Can HP Inc. hack it in a declining hardware market?
As Hewlett-Packard Company prepares to split itself in two, there’s been a lot of speculation that what it’s really trying to do is wash its hands off of a dying PC and printer businesses.
The split is a sign that CEO Meg Whitman sees greater opportunity for growth and profits in selling commercial tech products, including data-center hardware, business software and cloud services, some analysts say. That’s where much of her focus has been in recent years, and it’s the reason why she’s assuming the role as chief executive of the new company dubbed Hewlett-Packard Enterprise.
But what about the prospects of the other new company, HP Inc? At first glance it doesn’t look like such a rosy future lies in a store for a business that’s solely focused on selling hardware. The PC market is tough, nobody is denying that. Sales are declining, profit margins are thin, and the situation isn’t likely to improve any time soon. But at the same time, no one expects the PC market to disappear completely – there are still cases where PCs are more useful than smaller-screen devices, most especially when it comes to business use.
As things stand, HP’s actually doing rather well in the remaining PC business. For sure its profits are slim – just 3.6 percent of its $25.3 billion revenues – but its market share remains strong. People like HP’s computers, which is why it currently holds an 18.3 percent global share, behind China’s Lenovo Group Inc, which holds 19.6 percent according to IDC. The PC market might be unlikely to grow anytime soon, but it’s not going to die either, and HP is still selling plenty of machines.
Of course HP Inc., isn’t just going to be about PCs. It’s also got a nice little sideline with its printers, in a market it just so happens to dominate. Admittedly the printer business is also in decline, mostly because people like to store photos and files online and view them on their phones and tablets. But just like PCs, printers won’t disappear completely. And HP Inc. has still has lots of room for maneauver, such as getting into 3D printing systems.
What’s crucial about HP Inc’s printers is they still make bucketloads of cash. Unlike with PCs, the profit margins in printers and ink cartridges are enough to make even tobacco companies envious. Historically, much of the cash earned from HP’s printer business has been used to fund acquisitions for its enterprise and computing businesses, and not all of these have worked out (the acquisition of Autonomy comes to mind). With the split, a newly independent HP Inc. won’t have to worry about funding any more enterprise acquisitions – instead it’ll be able to spend its cash as it sees fit, whether its for stock buybacks, dividend increases and other shareholder-friendly actions, or to further its hardware businesses.
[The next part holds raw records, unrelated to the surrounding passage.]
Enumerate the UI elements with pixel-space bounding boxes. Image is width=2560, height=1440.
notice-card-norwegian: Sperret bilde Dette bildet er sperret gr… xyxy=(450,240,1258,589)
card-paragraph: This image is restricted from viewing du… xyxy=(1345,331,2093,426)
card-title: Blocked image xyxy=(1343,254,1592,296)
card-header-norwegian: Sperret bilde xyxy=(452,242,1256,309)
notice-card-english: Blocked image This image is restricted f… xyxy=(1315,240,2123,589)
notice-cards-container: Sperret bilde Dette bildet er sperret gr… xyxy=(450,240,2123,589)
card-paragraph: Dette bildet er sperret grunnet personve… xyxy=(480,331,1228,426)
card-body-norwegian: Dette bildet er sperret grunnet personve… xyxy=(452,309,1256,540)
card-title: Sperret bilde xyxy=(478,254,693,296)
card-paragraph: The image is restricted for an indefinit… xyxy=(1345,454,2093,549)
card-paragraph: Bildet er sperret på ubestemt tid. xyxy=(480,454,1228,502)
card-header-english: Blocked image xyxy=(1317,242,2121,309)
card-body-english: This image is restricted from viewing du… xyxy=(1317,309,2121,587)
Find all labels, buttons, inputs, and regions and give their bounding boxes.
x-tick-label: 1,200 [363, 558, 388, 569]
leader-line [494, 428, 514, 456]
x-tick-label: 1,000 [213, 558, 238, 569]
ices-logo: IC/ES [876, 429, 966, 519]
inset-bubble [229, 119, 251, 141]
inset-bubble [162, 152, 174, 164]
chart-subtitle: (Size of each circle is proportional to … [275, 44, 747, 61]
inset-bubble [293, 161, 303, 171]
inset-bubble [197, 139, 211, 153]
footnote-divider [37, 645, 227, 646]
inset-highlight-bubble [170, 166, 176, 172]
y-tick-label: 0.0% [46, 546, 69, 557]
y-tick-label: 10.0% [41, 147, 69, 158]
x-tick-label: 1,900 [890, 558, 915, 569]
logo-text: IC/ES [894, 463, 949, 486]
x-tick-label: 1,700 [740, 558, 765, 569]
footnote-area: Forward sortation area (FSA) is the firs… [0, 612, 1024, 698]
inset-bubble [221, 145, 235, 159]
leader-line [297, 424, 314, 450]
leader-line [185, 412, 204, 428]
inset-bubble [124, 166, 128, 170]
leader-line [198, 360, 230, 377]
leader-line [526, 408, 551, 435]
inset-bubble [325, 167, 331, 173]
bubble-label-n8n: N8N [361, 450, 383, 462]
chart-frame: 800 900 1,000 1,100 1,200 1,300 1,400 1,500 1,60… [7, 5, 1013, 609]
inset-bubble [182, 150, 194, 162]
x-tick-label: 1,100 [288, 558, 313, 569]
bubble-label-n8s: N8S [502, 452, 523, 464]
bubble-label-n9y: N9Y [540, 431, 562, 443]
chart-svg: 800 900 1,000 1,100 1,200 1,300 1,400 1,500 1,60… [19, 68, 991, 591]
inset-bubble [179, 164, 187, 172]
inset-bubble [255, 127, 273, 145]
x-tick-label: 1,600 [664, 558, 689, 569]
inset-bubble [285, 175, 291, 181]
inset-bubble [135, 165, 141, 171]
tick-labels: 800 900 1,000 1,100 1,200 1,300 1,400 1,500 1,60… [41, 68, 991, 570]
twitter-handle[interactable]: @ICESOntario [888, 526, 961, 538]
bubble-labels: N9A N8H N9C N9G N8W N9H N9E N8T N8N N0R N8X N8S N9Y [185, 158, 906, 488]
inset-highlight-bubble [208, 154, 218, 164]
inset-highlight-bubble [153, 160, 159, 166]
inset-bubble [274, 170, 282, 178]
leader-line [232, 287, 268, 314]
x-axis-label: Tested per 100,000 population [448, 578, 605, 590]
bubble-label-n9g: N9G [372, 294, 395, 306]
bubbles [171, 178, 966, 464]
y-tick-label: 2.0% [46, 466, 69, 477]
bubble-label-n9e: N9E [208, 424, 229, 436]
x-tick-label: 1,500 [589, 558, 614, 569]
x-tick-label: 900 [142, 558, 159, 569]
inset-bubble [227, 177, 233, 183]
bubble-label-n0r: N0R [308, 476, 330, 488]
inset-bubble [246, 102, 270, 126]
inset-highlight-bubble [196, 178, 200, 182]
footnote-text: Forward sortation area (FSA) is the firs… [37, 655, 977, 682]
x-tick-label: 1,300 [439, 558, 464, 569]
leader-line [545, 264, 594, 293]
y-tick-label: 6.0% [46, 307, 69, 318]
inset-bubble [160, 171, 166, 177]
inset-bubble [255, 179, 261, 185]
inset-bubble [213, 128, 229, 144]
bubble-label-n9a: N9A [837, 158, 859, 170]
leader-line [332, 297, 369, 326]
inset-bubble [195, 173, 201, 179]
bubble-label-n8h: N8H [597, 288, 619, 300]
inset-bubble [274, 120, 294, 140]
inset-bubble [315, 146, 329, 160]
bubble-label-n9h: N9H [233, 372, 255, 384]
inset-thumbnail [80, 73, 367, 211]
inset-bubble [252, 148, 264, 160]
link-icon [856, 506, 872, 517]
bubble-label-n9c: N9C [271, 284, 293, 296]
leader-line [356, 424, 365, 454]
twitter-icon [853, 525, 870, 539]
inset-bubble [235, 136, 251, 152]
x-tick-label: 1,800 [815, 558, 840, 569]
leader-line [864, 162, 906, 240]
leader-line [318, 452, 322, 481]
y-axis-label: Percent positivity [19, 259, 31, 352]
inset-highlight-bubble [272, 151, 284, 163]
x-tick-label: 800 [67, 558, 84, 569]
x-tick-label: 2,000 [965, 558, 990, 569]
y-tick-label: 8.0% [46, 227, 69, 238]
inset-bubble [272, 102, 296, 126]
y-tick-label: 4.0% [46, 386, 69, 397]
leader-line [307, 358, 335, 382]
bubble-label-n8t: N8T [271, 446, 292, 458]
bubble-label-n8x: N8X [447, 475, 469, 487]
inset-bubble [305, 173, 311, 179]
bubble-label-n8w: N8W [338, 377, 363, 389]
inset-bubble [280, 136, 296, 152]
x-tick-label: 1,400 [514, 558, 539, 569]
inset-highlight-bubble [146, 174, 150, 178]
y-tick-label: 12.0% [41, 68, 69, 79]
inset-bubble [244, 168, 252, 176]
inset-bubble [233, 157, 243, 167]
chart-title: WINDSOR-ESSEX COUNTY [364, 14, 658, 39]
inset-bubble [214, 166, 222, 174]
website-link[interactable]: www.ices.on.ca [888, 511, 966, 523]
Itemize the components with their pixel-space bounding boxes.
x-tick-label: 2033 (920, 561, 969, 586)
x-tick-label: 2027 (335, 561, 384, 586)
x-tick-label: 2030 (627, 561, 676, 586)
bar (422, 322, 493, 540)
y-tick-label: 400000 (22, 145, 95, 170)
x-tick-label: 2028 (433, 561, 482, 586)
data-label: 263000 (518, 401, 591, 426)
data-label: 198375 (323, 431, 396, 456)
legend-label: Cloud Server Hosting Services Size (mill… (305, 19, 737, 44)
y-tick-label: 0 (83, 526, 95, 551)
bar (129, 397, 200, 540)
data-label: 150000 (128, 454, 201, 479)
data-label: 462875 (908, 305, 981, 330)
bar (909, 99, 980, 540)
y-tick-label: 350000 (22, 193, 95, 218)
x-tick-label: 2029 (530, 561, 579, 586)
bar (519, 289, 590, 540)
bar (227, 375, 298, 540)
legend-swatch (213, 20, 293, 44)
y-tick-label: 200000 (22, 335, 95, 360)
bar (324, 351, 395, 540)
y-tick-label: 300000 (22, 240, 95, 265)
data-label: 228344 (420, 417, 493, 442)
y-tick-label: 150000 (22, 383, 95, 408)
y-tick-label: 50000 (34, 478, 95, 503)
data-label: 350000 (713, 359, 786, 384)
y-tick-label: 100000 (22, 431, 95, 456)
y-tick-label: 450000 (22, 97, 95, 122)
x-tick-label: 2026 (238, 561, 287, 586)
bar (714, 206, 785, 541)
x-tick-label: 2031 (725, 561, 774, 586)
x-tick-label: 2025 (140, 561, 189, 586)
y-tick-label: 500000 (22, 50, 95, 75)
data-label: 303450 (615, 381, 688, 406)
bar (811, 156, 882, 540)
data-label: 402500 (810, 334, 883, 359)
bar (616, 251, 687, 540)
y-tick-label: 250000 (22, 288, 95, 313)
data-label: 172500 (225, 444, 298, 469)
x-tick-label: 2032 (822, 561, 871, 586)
The newly independent, well-funded HP Inc. is going to be a much more agile beast than the encumbered giant it is now. It can use this flexibility to corner the opposition and grow its market share, either through more aggressive pricing, (like the $199 11.6-inch Windows notebook it unveiled last week) or perhaps by acquiring its rivals. It can also use its cash to pursue newer, consumer-friendly avenues like mobile devices and wearables.
This is all just speculation for now, but the point is that HP Inc., shouldn’t be written off simply because Meg Whitman feels the enterprise is going to be more profitable. She may well be right, but there’s still plenty of money to be made in hardware, and a newly minted, pure-play seller like HP Inc., is going to be well placed to grab the lion’s share of it.